Axios has the Republican wish list:

  • Funding for the Affordable Care Act’s cost sharing reduction subsidies, which are currently being paid by the administration.

  • A reinsurance program that would help insurers pay for high-cost enrollees, blunting the impact of these enrollees on overall premiums.

  • Expanded state innovation waivers, which would allow states to waive some of the ACA regulations, like essential health benefits. (A similar proposal was part of the Senate’s repeal-and-replace bill.)

  • Allowing everyone in the individual market to buy plans that only cover catastrophic care. The ACA limits those plans to people younger than 30.
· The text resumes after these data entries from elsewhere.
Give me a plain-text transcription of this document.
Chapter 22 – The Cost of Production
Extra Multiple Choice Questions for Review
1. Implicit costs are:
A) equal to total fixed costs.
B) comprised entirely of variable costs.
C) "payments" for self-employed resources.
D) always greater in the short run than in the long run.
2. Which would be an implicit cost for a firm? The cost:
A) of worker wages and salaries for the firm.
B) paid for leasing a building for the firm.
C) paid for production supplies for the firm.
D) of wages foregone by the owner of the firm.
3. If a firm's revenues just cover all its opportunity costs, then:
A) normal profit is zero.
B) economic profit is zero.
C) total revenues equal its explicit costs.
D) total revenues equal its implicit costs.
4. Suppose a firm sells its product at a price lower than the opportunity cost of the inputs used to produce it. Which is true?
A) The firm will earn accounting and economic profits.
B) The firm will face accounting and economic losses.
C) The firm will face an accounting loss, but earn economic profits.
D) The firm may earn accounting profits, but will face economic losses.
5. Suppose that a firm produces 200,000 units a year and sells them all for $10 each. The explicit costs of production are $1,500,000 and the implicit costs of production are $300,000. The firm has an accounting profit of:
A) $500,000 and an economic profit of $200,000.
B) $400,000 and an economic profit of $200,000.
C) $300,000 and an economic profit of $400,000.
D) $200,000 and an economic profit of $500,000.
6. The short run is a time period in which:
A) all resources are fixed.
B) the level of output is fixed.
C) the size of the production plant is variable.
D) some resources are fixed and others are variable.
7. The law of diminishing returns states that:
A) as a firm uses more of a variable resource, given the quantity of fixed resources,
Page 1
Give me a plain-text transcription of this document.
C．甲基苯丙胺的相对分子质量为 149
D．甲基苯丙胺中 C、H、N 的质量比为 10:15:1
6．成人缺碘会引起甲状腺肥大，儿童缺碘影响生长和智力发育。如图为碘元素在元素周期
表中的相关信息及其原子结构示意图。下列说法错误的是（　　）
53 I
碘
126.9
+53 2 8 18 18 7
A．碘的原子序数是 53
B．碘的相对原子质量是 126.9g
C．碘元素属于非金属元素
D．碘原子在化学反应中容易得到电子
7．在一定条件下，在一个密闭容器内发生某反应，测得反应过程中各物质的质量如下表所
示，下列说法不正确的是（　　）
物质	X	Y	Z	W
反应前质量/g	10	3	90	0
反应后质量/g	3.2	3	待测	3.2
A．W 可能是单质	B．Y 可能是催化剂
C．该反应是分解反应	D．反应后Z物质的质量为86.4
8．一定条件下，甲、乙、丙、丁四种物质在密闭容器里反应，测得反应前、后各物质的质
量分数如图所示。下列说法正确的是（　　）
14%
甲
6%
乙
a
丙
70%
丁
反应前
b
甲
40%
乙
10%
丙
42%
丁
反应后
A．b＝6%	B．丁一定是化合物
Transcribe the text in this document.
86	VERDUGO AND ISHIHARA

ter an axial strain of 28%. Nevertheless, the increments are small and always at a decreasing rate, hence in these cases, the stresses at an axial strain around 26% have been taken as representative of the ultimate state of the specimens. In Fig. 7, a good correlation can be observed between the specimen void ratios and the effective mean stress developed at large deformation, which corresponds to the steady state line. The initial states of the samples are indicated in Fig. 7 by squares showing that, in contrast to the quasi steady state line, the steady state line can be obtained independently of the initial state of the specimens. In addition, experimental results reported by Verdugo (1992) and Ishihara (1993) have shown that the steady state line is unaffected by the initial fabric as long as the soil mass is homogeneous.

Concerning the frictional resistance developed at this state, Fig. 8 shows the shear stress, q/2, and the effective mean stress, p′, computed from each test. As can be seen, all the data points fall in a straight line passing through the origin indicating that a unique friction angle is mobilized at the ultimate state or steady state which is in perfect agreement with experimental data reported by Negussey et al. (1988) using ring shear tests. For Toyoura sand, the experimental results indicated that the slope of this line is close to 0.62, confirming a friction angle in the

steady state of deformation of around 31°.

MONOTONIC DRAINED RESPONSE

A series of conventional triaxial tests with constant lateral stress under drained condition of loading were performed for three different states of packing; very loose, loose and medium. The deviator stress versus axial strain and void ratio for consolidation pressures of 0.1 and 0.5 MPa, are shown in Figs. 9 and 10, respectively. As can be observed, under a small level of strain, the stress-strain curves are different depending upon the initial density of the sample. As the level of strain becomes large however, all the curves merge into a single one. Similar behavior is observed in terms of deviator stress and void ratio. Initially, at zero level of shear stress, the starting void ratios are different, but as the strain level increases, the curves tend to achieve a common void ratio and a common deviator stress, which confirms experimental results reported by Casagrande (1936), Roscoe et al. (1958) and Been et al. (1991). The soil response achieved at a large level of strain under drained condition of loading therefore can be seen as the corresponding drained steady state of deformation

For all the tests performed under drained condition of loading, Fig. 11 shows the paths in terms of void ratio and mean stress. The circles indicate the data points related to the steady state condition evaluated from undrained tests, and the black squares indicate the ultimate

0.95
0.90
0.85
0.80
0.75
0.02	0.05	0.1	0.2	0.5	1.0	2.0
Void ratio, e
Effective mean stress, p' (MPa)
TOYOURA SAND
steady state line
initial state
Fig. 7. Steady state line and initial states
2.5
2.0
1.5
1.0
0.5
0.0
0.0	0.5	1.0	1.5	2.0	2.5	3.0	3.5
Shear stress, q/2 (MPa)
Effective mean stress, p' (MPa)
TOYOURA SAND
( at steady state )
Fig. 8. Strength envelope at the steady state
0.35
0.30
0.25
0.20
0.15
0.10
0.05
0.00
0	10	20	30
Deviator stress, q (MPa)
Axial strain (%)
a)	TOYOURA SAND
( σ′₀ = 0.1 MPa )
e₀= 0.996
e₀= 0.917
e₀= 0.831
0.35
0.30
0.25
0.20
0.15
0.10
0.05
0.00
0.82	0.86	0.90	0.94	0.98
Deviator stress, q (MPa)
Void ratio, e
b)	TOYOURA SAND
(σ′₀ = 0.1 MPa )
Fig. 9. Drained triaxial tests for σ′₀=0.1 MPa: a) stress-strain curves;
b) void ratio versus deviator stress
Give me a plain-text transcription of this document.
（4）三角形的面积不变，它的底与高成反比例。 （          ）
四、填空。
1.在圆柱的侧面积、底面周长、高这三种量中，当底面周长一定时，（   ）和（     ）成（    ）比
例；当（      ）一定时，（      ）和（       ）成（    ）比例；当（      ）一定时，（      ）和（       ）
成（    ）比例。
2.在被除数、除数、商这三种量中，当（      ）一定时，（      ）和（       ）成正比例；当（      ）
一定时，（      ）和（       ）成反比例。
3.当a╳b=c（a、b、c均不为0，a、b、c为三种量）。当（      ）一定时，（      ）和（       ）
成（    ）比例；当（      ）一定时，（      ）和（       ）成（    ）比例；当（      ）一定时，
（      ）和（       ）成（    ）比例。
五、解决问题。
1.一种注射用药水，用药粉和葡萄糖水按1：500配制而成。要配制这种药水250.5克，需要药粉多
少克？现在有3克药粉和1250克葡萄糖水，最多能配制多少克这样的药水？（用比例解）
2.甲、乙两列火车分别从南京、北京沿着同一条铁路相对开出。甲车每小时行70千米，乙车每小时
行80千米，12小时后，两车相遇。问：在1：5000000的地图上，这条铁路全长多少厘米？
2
  • The first two items make perfect sense to me. Expanding the innovation waivers is something that I really need to see the language and the intent. I could see an explicit proposal that allows states to elect to link their Section 1115 (Medicaid) with 1331 (Basic Health Plan) and 1332 (ACA Innovation) waivers as long as the Office of the Actuary rules that apply to 1332 then apply to everything involved in a linked waiver. This could be contentious but there is grounds for an agreement somewhere.

    The one big conflict I see is the last item. Catastrophic coverage is roughly 57% actuarial value coverage with minimal initial benefits (I think it is 3 PCP visits) and then a $7,000 deductible. It is sold on and off Exchange with severe limitations. The strongest constraint is that subsidies can not be used for it. The second constraint is that except in very limited circumstances, only people under the age of 30 can buy it. There is another mechanical quirk to the Catastrophic plans — they are a distinct rating risk pool. It is a carve out of a small, young population from the general single risk pool.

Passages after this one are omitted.